Вот тогда-то он впервые резко пошёл на повышение. Он, ещё только что поступивший в институт еврейский юноша, с подачи педагога прошёл сложнейший конкурс, 23 человека на место. Тут же Витеньку пригласили в самый настоящий, филармонический, оркестр. В тот самый, в который сейчас не попал из-за Хозяйской амурной истории. Тогда там был другой Хозяин, и ему тоже нравилось, как Витя играет. Совсем без опыта, совсем зелёный, без связей – в такой «коллектив»! Случай из ряда вон. Честь ему оказали, как говорит Самуил Абрамович.
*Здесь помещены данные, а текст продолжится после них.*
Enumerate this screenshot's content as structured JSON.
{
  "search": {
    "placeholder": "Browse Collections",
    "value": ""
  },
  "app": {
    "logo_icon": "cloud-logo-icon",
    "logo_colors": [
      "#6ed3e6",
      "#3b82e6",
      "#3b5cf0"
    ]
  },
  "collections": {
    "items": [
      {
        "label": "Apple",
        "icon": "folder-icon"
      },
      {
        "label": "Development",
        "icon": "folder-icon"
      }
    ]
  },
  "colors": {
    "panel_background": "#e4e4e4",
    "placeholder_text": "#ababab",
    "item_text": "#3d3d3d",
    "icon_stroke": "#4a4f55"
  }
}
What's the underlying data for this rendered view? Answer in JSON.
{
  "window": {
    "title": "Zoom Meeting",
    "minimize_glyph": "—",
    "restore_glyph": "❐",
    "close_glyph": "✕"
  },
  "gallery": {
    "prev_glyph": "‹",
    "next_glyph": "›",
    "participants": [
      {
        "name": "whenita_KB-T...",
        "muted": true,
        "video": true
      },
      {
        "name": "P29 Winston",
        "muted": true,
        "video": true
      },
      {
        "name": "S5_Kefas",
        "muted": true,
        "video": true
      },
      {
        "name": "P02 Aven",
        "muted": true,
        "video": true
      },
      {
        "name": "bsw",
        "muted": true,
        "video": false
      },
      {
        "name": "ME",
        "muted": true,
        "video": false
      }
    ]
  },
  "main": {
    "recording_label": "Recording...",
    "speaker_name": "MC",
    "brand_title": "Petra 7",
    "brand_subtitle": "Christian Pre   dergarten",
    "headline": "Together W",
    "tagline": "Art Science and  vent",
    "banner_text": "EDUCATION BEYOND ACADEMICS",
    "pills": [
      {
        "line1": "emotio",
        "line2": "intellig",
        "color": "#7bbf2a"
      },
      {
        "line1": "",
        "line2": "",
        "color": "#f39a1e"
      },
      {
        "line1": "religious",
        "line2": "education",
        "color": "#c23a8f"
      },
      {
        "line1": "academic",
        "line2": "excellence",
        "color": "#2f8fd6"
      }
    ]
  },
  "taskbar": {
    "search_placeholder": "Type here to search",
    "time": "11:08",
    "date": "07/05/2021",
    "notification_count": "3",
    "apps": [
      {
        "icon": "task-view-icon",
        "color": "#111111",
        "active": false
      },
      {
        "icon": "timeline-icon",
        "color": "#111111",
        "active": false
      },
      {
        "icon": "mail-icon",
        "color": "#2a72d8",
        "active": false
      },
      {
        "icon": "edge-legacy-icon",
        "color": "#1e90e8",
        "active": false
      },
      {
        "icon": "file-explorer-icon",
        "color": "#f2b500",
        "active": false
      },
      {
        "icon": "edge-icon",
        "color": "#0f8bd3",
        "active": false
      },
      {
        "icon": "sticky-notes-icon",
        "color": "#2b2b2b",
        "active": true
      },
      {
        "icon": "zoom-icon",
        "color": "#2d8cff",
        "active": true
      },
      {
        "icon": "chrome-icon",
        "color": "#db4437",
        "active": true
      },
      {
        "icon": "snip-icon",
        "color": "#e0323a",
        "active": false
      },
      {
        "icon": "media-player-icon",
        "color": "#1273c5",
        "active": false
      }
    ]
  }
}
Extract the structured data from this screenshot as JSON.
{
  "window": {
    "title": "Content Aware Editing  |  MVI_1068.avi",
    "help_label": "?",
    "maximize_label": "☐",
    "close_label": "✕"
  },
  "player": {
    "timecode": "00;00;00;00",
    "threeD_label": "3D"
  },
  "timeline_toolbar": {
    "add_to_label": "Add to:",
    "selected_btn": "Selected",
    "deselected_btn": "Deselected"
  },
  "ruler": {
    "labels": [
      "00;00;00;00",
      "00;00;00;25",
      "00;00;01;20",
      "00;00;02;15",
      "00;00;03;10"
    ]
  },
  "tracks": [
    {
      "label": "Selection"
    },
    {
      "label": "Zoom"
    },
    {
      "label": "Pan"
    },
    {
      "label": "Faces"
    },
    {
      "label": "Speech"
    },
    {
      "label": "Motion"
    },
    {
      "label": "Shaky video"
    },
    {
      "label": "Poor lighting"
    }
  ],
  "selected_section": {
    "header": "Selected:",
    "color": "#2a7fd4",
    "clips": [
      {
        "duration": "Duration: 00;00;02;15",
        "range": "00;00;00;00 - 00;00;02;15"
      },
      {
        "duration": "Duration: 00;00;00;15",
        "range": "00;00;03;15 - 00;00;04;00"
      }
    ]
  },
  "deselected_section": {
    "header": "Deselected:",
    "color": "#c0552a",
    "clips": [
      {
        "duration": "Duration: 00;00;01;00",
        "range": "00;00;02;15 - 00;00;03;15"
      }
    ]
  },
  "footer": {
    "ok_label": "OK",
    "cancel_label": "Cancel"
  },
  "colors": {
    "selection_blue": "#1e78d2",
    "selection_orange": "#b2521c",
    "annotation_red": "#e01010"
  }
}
Внимание! Это, чтобы вы поняли, дорогой адвокат, – честь была, а денег не было.

Он работал в оркестре, но ему не платили… Решали за его счёт какие-то бухгалтерские проблемы. Вот-вот должен уволиться предшественник, так говорили. Тот был сынком кого-то из ЦК, с кем дирижёр и директор не хотели ссориться. Без скандала, по-доброму хотели избавиться от лодыря, который то пил, то попадал в больницу, то и вовсе исчезал из города.

Впрочем, Витю не поджимало. Студент и студент. Не до заботы ему, не до зарплаты, как бы и не до жизни вообще. Манька и кларнет. Много ли человеку надо?

К осени они вернулись в город, и здесь пошли трудности. Медовый месяц кончился тем, чем кончаются медовые месяца. Маня подзалетела.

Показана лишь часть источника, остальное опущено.